I Refuse to Name This Something Cliche
Location
I was a Sneetch walking down a segregated Mulberry Street
Passing my neighbor who’d let her trash pile higher and higher.
The world was crumbling around me more and more every day.
Children dying and parents shooting up behind dumpsters to forget,
Shootings a block away from a playground, old folk getting robbed,
Schools failing over and over again but attendance rising.
This was my reality, and I was taught that all I was to the world
Was a black woman who would get pregnant and die young.
Maybe poetry came in and saved me from that world.
Dr. Seuss and Shel Silverstein taught me what was going on.
Langston Hughes and Countee Cullen told me this has always happened,
And Poe, Sexton, and Plath reassured me that my feelings weren’t new.
Audrey Lorde opened the bedroom door and comforted me,
Shakespeare made me laugh at his stories so I’d forget,
Though Lupe Fiasco and Eminem always updated me on the news,
While Amy Winehouse and Adele gave me blues to sing along to.
Poetry hasn’t always been perfect to me, especially not in fifth grade
When I got that 54% on my poetry techniques test for not knowing
Onomatopoeia from simile from hyperbole from that God awful metaphor
And had to study, study, study to get a 79% on the retake.
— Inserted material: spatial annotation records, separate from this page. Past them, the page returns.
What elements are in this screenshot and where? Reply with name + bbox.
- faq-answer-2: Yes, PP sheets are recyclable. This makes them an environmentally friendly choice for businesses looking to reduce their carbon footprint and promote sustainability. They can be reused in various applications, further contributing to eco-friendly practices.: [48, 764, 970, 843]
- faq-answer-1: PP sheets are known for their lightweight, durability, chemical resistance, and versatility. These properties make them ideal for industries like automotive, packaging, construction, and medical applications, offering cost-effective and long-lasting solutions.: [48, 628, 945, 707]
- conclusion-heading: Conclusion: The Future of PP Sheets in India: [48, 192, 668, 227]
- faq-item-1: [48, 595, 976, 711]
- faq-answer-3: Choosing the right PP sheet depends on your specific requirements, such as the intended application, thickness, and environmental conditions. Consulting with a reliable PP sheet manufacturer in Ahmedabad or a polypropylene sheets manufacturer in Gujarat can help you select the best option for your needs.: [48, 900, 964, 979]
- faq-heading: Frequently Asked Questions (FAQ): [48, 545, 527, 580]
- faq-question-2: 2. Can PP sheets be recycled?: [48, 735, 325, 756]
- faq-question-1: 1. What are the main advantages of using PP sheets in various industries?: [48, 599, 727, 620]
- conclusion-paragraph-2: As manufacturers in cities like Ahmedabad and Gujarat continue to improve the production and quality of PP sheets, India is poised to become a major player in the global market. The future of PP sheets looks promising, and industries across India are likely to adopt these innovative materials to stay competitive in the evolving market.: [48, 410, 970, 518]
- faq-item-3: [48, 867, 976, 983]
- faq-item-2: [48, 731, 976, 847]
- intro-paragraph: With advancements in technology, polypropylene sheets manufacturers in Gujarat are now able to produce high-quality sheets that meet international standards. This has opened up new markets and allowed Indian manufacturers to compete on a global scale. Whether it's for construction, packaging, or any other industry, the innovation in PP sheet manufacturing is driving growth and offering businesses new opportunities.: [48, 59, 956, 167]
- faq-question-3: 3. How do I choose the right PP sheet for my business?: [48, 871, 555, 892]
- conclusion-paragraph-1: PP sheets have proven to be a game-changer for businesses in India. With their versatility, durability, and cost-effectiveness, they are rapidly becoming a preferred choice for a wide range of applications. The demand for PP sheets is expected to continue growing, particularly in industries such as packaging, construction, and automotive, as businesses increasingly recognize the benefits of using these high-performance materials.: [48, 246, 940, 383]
It was especially not good in eighth grade when I was being slammed
Shakespeare from my right, Neruda to my left, Wheatley on my back,
Overloading me until I couldn’t think straight about anything
Except dogs dying, and God, and comparisons to a midsummer’s day.
Yet, poetry invited me to a world I had never seen before.
A chalk outline door had been opened and I got to leave for a day.
See a world where I was not a black woman, or black, or a woman,
I got to feel human emotions without limitations or labels,
And hear about and meet other labelless people who had felt the same.
I got to open my mouth and be heard and listened to,
Rather than sitting back and shutting up for someone else.
I guess I just mean that poetry taught me how to be me.